Une nouvelle semaine cruciale en Grèce
À l'inverse, une émission obligataire en Italie -premier test sur les marchés depuis l'adoption d'une nouvelle cure d'austérité par le gouvernement de Mario Monti -, s'est plutôt bien déroulée, alors même que les principaux syndicats italiens ont appelé lundi à une grève unitaire de trois heures contre les mesures de rigueur.
Le Trésor italien a en effet réussi à lever comme prévu sept milliards d'euros d'obligations à un an avec des taux en légère baisse, signe d'une atténuation de la pression.
Sur le front grec, premier domino de la crise de la dette, la semaine s'annonce encore cruciale, avec de nouvelles rencontres le 12 décembre du ministre des Finances, Evangélos Vénizélos avec les inspecteurs de la troïka des créanciers du pays ainsi qu'avec le représentant des banques chargé de négocier l'effacement d'une partie de la dette du pays.
Au menu des discussions avec les experts de la zone euro, de la Banque centrale européenne et du Fonds monétaire international (FMI), M. Vénizélos doit faire le point sur l'application du deuxième prêt accordé au pays fin octobre, d'un montant de 100 milliards d'euros, en échange de nouvelles réformes réclamées par les créanciers du pays.
Au Royaume-Uni, la journée risque également d'être difficile pour le Premier ministre David Cameron qui doit s'exprimer devant le Parlement, alors que sa décision de s'opposer à un changement de traité à Bruxelles, trouve un large écho populaire mais ravive les divisions dans le gouvernement de coalition, où les libéraux-démocrates expriment ouvertement leur désaccord.

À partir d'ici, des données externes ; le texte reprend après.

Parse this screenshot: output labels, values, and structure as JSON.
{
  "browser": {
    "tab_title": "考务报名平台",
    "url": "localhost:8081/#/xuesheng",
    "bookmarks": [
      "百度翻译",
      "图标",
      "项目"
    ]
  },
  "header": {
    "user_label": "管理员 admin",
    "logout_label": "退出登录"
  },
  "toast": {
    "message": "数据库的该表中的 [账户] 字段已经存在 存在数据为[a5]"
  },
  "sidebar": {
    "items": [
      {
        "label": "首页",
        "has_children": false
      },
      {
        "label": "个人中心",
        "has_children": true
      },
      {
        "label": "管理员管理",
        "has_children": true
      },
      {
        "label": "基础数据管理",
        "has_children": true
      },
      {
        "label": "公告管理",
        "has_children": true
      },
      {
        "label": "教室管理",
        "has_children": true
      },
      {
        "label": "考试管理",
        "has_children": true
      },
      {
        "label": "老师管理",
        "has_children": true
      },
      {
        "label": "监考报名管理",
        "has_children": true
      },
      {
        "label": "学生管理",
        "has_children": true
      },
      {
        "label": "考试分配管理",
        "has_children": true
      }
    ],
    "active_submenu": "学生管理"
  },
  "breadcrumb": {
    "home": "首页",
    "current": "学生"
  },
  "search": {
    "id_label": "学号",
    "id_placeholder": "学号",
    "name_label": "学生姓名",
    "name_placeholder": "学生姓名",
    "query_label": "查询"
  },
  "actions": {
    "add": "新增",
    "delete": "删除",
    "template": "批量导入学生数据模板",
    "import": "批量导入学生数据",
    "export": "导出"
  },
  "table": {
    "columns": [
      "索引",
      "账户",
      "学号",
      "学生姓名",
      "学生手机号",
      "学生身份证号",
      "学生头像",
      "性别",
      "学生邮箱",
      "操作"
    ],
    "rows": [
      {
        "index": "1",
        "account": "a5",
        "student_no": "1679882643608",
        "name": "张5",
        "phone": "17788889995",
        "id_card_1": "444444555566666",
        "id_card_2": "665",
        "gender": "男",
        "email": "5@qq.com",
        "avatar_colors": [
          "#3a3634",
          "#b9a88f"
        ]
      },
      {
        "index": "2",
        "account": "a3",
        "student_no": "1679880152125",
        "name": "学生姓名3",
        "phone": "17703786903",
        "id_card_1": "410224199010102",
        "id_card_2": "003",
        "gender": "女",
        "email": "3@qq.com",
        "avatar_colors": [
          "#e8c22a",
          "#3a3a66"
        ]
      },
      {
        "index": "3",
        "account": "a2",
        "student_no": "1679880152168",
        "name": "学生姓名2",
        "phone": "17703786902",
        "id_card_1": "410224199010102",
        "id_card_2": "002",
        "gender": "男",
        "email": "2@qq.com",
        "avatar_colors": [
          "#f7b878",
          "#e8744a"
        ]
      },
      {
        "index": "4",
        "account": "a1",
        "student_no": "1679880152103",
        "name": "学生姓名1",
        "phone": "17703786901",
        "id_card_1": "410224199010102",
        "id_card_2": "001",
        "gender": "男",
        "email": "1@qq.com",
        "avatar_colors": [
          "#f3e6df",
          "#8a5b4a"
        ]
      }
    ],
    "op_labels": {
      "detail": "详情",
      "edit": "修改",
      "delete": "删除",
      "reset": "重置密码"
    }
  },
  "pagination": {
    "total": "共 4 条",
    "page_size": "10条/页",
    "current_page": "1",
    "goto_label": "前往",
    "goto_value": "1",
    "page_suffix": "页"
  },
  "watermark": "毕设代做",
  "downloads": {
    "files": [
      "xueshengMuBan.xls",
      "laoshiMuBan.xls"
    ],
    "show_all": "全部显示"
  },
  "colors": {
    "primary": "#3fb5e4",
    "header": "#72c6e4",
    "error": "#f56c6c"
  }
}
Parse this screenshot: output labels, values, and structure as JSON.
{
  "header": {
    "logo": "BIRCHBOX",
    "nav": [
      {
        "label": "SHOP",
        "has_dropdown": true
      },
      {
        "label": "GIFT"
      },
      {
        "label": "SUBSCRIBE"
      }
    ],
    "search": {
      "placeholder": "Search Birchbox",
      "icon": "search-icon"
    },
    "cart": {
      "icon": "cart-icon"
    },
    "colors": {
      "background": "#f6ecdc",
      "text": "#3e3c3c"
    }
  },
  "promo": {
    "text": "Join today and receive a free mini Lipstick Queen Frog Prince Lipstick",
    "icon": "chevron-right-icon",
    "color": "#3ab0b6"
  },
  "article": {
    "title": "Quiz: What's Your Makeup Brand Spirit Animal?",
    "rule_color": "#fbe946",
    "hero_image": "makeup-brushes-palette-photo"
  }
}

Dans ce contexte délicat, et alors même que l'OCDE vient de signaler un "ralentissement de l'activité" des grandes économies en octobre, la bouffée d'air frais pourrait venir d'Outre-Atlantique, avec une réunion le 14 décembre de la Réserve fédérale américaine qui devrait préparer les esprits à un nouvel assouplissement de sa politique monétaire.